A Refuse-to-File Letter That Stunned the Industry

The U.S. Food and Drug Administration has refused to even review Moderna's application for what would have been the world's first mRNA-based influenza vaccine, a decision the company says blindsided its leadership and contradicts guidance the agency itself provided before the pivotal trial began. The FDA issued a formal Refuse-to-File (RTF) letter targeting the biologics license application for mRNA-1010, Moderna's seasonal flu shot candidate, citing concerns not with the vaccine's safety or efficacy but with the design of the Phase 3 clinical trial.

The letter, dated February 3 and authored by top vaccine official Vinay Prasad, stated that the trial was not "adequate and well-controlled" because the comparator vaccine used in the study did not reflect the "best-available standard of care in the United States at the time of the study." Notably, the agency did not identify any specific safety or efficacy problems with mRNA-1010 itself.

The Comparator Controversy

At the heart of the dispute is which existing flu vaccine Moderna chose as the benchmark against which mRNA-1010 was measured. In its Phase 3 program, Moderna used a licensed standard-dose seasonal influenza vaccine as the comparator. The FDA now contends that Moderna should have used one of the enhanced vaccines preferentially recommended for adults over 65, such as Sanofi's Fluzone High-Dose, Seqirus's Fluad, or Sanofi's Flublok.

Moderna disputes that interpretation, pointing to a pre-Phase 3 consultation with the FDA's Center for Biologics Evaluation and Research (CBER) in April 2024, during which agency officials stated that a licensed standard-dose vaccine would be an acceptable comparator. CBER recommended, but did not require, the use of enhanced vaccines for the older-adult subgroup. Armed with that guidance, Moderna designed and executed its trial accordingly.

The company has requested a meeting with FDA officials to understand how to move forward and has described the refusal as inconsistent with prior agency feedback.

Strong Clinical Data Left on the Table

The rejected application contained data from two Phase 3 studies enrolling more than 43,800 participants. According to Moderna, both trials met all pre-specified primary endpoints and demonstrated statistical superiority of mRNA-1010 over their respective comparators, a result that, under normal circumstances, would position a vaccine candidate strongly for regulatory approval.

The Kennedy Factor

The FDA's decision lands in a political environment that has grown increasingly hostile toward vaccines and mRNA technology in particular. Health and Human Services Secretary Robert F. Kennedy Jr., a longtime anti-vaccine activist, oversees the agency and has already moved to dramatically slash childhood vaccine recommendations and cancel roughly $500 million in federal research funding earmarked for mRNA vaccine development.

Prasad, the FDA official who signed the RTF letter, was an outspoken critic of the government's pandemic response before being appointed to his current post under Kennedy's leadership. Critics argue that the refusal represents regulatory hostility dressed up as a procedural objection, a way to block mRNA technology without having to evaluate the underlying science on its merits.

International Regulators See It Differently

While the FDA has shut the door on review, regulatory agencies in other major markets have taken a different stance.
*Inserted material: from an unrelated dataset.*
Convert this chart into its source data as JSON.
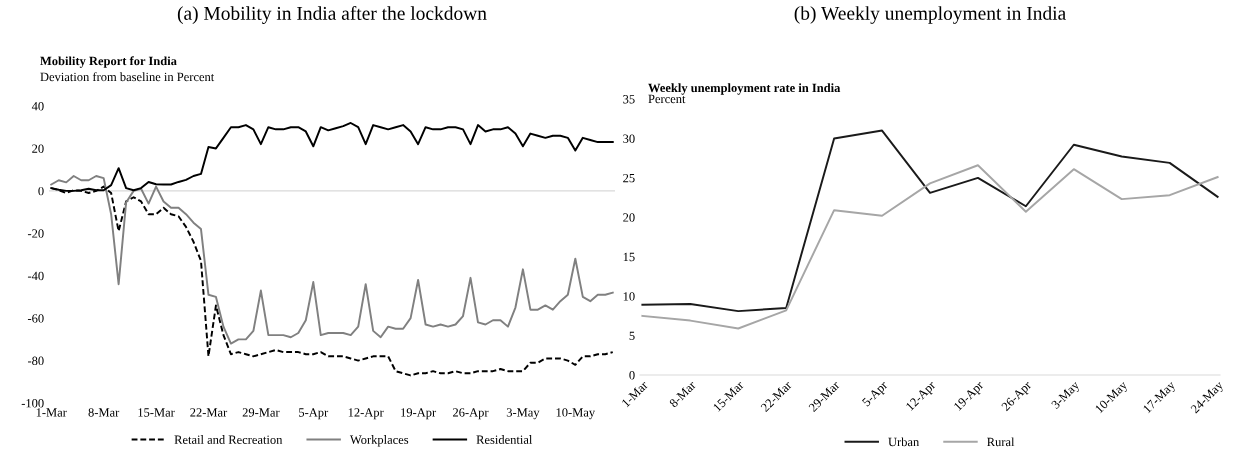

Moderna has confirmed that mRNA-1010 has been accepted for regulatory review in the European Union, Canada, and Australia, with additional submissions planned throughout 2026. If those agencies approve the vaccine, it would create the unusual situation of an American-developed product being available to patients overseas but not in the United States.

What Comes Next

Moderna's stock took a hit on the announcement, and the broader mRNA sector felt the chill. The company's leadership must now decide whether to redesign its U.S. trial program with a different comparator, a process that could add years of delay, or to pursue alternative regulatory pathways. In the meantime, the decision raises uncomfortable questions about whether scientific rigor or political ideology is driving vaccine regulation in the United States during the Kennedy era.